Stackdriver / stackdriver-prometheus-sidecar

A sidecar for the Prometheus server that can send metrics to Stackdriver.
https://cloud.google.com/monitoring/kubernetes-engine/prometheus
Apache License 2.0
120 stars 43 forks source link

Indefinitely-blocked sidecar problems #270

Closed jmacd closed 3 years ago

jmacd commented 3 years ago

There are two ways that the Stackdriver sidecar can be blocked indefinitely. Note that Lightstep has an OpenTelemetry fork this code and has observed the issue. See the downstream repository issue https://github.com/lightstep/opentelemetry-prometheus-sidecar/issues/88.

The problem has to start with an indefinitely blocked send. If there is a particular data point that returns a recoverable error repeatably, then the sidecar may fail to progress in two ways. This might happen if any one point always times out on the server, for example.
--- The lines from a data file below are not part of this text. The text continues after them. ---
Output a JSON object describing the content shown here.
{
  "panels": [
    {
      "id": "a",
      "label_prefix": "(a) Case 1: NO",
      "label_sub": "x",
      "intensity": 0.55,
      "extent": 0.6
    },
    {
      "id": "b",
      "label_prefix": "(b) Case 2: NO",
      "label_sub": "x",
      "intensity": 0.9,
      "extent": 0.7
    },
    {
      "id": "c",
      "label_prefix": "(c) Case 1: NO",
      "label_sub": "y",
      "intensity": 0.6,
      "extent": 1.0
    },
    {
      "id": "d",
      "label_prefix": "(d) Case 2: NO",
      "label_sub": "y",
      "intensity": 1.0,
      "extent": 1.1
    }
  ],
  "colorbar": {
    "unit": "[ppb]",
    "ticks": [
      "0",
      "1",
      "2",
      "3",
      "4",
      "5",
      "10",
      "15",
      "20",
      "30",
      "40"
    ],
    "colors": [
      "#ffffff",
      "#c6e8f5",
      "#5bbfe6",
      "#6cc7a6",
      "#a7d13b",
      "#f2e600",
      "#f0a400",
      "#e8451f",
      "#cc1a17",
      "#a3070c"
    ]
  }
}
With that condition in mind, note that (*shardCollection).sendSamplesWithBackoff() will retry forever. This can block the sidecar in two ways:

  1. The reshard operation tries to stop the running shards before starting new ones. If the shard that is writing a point never exits, the new shards can't start. (Note the OTLP fork does not require in-order writes, so has dispensed with this potential deadlock.)
  2. The prometheus reader may become blocked on the shard that is stuck with or without a resharding event, because the queue has limited capacity. Once this event occurs, the sidecar is effectively deadlocked. (The OTLP fork has an emergency mitigation for this risk, using a timeout to avoid any single point from blocking the sidecar indefinitely. Note that this is not a perfect mitigation, because once the reader becomes blocked, the resharding process begins reducing the number of shards.)

Ultimately, this is not a problem as long as the target service never fails in this kind of corner case. Reporting a new issue to get more attention, possible duplicate of #233.

jmacd commented 3 years ago

I consider this an informational report.